Additionally, consider the accessibility of replacement parts should the camera be in need of repair. How much time could the provider’s camera be out of commission if parts are not readily available, and how could that impact your scheduled service day? Today’s healthcare environment mandates quality and accuracy; risking false positive studies with outdated equipment or software is not acceptable.

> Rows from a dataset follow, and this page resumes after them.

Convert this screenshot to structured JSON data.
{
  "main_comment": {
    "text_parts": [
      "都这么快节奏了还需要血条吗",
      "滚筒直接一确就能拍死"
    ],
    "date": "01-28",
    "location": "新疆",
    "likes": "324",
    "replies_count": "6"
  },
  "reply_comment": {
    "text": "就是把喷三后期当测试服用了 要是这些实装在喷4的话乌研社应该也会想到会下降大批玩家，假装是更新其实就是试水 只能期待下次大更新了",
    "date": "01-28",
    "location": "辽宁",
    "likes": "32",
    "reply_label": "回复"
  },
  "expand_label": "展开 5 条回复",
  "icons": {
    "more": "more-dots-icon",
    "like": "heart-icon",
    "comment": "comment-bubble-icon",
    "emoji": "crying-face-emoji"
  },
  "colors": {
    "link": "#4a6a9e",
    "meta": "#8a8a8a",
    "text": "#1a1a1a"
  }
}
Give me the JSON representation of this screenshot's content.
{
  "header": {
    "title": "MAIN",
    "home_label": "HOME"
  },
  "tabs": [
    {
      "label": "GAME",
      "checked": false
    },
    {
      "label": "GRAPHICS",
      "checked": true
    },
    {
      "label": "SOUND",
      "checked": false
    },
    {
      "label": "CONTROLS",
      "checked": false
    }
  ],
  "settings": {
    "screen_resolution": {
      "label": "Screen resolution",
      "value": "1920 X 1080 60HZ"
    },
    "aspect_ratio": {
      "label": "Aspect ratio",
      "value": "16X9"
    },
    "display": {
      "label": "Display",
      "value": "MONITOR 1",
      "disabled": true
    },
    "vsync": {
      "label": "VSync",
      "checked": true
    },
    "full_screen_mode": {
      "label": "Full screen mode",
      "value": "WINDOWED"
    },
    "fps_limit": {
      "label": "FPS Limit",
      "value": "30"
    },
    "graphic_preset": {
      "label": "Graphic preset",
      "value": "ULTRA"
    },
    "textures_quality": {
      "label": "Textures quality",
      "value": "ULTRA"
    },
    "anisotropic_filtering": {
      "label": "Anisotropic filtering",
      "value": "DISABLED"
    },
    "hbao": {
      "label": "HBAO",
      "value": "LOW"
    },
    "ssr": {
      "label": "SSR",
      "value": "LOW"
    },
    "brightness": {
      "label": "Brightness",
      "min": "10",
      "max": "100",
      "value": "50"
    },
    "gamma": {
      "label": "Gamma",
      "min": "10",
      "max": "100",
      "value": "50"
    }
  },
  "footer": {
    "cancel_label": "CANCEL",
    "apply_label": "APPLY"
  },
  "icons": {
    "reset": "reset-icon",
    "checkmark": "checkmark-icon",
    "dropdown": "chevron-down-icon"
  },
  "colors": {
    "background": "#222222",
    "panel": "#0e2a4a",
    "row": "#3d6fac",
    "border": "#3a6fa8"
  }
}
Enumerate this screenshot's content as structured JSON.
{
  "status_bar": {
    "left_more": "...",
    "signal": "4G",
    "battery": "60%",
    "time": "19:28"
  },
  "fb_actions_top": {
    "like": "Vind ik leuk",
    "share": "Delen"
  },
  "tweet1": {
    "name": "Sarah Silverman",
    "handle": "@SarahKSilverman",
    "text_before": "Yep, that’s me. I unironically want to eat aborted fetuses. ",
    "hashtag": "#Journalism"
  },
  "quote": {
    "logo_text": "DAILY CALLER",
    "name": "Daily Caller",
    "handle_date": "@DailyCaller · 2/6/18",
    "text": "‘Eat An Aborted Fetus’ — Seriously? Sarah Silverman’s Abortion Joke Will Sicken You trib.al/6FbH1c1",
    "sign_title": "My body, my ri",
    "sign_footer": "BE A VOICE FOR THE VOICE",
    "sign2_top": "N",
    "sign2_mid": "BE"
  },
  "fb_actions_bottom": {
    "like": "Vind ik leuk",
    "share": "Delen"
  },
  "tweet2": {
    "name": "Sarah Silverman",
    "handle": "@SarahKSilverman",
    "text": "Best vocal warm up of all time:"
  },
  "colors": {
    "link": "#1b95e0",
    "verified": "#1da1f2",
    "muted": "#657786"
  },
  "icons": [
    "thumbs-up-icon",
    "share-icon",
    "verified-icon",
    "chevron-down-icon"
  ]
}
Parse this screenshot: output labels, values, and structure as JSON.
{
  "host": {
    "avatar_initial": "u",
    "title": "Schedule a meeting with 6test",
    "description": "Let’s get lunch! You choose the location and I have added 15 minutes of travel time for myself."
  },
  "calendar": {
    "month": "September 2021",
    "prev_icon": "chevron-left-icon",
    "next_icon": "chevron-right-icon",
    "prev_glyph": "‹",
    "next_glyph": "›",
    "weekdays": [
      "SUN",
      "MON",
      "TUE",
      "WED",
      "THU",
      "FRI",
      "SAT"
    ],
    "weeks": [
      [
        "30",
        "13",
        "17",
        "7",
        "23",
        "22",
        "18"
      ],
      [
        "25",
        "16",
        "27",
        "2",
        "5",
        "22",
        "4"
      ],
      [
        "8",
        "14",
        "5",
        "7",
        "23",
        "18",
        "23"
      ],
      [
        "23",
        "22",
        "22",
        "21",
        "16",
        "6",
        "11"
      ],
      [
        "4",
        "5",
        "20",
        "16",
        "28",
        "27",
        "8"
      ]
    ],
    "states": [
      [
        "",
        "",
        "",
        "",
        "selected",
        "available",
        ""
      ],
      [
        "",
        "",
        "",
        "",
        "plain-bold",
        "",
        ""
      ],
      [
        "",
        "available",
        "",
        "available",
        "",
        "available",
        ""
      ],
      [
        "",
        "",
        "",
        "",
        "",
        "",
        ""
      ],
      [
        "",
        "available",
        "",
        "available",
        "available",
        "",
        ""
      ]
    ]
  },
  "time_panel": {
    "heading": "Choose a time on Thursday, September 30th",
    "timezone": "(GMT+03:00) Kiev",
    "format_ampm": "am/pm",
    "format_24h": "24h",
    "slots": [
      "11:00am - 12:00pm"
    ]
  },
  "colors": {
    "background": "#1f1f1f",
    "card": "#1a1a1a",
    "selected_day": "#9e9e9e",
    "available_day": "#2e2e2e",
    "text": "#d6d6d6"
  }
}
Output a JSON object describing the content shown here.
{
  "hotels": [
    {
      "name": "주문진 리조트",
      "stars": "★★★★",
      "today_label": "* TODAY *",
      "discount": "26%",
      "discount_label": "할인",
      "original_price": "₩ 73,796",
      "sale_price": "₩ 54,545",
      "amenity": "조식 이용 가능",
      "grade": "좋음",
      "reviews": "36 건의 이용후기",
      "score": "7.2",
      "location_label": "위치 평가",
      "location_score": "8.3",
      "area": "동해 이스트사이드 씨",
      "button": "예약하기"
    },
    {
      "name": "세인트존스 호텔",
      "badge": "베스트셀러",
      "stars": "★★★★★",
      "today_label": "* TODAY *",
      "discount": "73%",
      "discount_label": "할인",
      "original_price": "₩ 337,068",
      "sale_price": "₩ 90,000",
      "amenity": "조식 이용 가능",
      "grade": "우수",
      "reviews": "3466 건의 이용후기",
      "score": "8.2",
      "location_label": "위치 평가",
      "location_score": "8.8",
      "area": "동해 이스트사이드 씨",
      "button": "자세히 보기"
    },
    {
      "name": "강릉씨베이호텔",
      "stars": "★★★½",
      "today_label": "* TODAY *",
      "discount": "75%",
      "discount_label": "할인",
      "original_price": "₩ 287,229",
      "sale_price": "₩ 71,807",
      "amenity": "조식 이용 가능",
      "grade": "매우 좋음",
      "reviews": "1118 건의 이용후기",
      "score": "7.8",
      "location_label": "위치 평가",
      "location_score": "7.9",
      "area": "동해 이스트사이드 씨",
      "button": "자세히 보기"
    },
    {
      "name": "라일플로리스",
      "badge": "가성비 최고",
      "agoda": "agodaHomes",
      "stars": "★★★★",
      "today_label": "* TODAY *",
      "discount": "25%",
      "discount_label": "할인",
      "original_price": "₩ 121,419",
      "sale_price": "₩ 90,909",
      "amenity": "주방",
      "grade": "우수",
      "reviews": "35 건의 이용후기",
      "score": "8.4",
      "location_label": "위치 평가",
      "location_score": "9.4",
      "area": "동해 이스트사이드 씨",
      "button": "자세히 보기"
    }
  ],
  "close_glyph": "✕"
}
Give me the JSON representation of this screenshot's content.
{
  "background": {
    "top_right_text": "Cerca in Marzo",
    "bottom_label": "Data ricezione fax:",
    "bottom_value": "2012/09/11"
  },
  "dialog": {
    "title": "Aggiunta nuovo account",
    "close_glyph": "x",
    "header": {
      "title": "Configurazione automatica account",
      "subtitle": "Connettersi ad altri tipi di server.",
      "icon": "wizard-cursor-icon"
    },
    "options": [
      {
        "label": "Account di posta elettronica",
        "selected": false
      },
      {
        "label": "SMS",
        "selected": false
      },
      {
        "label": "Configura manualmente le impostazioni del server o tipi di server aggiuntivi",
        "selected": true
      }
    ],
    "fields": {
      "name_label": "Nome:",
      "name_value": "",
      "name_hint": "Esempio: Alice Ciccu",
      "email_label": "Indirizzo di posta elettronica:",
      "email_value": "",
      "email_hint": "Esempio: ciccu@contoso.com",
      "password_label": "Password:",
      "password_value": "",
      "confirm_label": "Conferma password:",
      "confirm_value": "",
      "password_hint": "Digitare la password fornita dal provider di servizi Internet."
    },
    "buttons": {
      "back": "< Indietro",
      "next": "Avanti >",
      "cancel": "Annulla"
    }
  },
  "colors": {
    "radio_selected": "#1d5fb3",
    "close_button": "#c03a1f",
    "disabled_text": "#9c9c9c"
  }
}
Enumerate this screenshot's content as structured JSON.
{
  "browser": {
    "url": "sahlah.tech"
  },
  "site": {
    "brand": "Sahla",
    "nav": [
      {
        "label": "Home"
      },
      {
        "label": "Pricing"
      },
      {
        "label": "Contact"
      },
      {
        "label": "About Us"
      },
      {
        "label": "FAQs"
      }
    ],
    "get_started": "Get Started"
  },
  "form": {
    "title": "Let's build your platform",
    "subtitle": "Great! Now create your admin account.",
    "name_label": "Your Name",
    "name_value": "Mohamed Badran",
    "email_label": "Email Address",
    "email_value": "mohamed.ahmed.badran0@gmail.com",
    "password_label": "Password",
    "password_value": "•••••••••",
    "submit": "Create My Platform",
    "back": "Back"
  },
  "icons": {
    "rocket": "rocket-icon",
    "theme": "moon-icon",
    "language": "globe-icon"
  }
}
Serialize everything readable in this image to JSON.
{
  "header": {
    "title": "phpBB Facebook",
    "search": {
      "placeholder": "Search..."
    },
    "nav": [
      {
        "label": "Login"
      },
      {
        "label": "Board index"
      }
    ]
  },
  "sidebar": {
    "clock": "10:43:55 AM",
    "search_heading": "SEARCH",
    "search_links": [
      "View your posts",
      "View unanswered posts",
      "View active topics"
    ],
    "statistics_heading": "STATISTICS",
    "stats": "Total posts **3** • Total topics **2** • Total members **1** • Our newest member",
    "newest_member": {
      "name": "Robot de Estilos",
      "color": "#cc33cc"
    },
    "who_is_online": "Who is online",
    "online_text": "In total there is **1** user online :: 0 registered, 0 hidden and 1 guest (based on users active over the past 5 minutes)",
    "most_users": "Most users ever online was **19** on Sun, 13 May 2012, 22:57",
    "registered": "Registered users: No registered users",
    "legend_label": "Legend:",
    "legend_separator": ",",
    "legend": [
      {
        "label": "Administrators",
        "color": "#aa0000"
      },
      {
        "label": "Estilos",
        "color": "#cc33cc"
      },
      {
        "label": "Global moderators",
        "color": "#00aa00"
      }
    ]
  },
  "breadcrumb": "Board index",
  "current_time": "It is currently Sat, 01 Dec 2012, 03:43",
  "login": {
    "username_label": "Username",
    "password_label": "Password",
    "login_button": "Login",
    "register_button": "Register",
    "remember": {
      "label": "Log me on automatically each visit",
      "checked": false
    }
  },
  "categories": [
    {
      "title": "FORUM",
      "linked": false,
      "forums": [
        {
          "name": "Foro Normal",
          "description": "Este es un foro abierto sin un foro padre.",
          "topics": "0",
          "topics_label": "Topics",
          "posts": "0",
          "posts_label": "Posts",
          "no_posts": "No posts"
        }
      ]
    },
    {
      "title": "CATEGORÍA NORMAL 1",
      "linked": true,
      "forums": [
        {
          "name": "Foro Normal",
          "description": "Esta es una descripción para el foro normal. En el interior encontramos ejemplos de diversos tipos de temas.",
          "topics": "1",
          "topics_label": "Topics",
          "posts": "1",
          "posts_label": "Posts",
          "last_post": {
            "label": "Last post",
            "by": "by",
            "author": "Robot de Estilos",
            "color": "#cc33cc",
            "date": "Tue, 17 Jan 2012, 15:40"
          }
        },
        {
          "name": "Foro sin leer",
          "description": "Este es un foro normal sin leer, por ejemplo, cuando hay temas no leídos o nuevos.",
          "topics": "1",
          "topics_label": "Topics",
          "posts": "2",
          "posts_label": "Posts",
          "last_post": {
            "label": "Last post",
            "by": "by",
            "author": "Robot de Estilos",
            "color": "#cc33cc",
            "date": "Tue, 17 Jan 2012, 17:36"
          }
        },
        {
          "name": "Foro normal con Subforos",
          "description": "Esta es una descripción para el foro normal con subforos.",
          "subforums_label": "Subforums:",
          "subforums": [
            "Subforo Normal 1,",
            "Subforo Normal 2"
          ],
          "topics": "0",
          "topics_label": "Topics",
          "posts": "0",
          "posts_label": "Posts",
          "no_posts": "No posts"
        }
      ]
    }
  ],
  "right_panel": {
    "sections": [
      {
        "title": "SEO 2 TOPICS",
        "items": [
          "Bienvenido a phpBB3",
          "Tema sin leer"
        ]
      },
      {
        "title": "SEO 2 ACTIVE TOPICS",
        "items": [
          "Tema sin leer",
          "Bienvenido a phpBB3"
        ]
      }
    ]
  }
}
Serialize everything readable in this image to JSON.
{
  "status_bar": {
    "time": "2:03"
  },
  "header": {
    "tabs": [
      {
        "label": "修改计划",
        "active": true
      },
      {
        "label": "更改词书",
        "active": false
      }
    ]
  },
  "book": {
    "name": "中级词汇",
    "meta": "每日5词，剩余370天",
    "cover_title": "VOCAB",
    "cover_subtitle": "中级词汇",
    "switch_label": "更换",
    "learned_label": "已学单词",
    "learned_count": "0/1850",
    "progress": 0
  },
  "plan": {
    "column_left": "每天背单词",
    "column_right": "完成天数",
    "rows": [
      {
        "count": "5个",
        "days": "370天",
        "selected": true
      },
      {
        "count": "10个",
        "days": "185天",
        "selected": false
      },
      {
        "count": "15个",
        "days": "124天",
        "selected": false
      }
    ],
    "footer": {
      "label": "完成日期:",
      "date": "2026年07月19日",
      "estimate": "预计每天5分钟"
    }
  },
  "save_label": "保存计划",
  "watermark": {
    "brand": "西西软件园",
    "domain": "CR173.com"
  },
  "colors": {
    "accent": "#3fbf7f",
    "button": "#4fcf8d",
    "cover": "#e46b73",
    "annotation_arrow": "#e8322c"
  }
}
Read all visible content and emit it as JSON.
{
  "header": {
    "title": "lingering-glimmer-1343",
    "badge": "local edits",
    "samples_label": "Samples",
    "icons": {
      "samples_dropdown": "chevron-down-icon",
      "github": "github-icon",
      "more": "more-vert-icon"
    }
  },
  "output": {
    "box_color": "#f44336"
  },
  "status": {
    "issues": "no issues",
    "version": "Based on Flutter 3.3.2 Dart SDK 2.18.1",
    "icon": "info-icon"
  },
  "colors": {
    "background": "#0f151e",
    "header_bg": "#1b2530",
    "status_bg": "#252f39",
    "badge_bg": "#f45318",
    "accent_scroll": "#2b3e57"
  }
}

2. Choosing a partner with a small infrastructure
How large is the size of the provider’s fleet? Do they have enough equipment to support their customers’ needs, plus some? Will they have a replacement camera available if another is unexpectedly in need of repair? Do they have enough employees to address the ongoing needs of sick days, vacation days, leaves of absence or employee emergencies? You need to have confidence that your mobile imaging provider will arrive and be ready to see patients on their scheduled service day, regardless of any challenges they experience along the way.
3. Choosing a provider solely based on price
A quality mobile imaging provider should structure your relationship to make your service days profitable. Some practices try to maximize their profit by choosing a provider who offers their services at the lowest cost. While the least expensive service may economically seem like the best choice, be sure to consider the whole picture. If a provider is cutting corners, it will be reflected in the quality of their service, potentially resulting in excessive false positive studies. This negatively impacts your patients and your practice’s reputation with referring physicians. Don’t be afraid to ask a low-cost provider how they are able to offer their services at such price points and still provide high quality studies with the best possible patient outcomes. If a prospective service partner is significantly lower than others, there is likely a reason, and it will end up costing you in the long run.
4. Choosing a partner without supporting services
Partnering with a mobile imaging provider should help take the burden of responsibility away from you and your staff, not add to it. An ideal service should provide all credentialing, accreditation, equipment with the latest technology and software, qualified staff, supplies, study pre-certification, online PACS access, and unlimited billing and coding support. Additionally, the equipment used by the service partner should be under continuous Repair and Maintenance service with a nationally reputable camera support and service provider. When you partner with a mobile imaging services company, the objective is for them to manage all aspects of the additional service so that you can focus on practicing medicine.
5. Unknowingly choosing a provider with illegal or fraudulent practices
Even though your imaging provider is a separate entity, when you hire them, you are responsible for their actions and behavior. It’s important to be well versed in the billing process and the exact terms of your contract. Be continuously aware and thorough in your understanding and agreement. It is also important to understand that the Federal Government holds you and your practice accountable for HIPAA compliance and the HIPAA compliance program of your service partner. Ignorance will not exempt you from the legal consequences of fraudulent and unethical practices.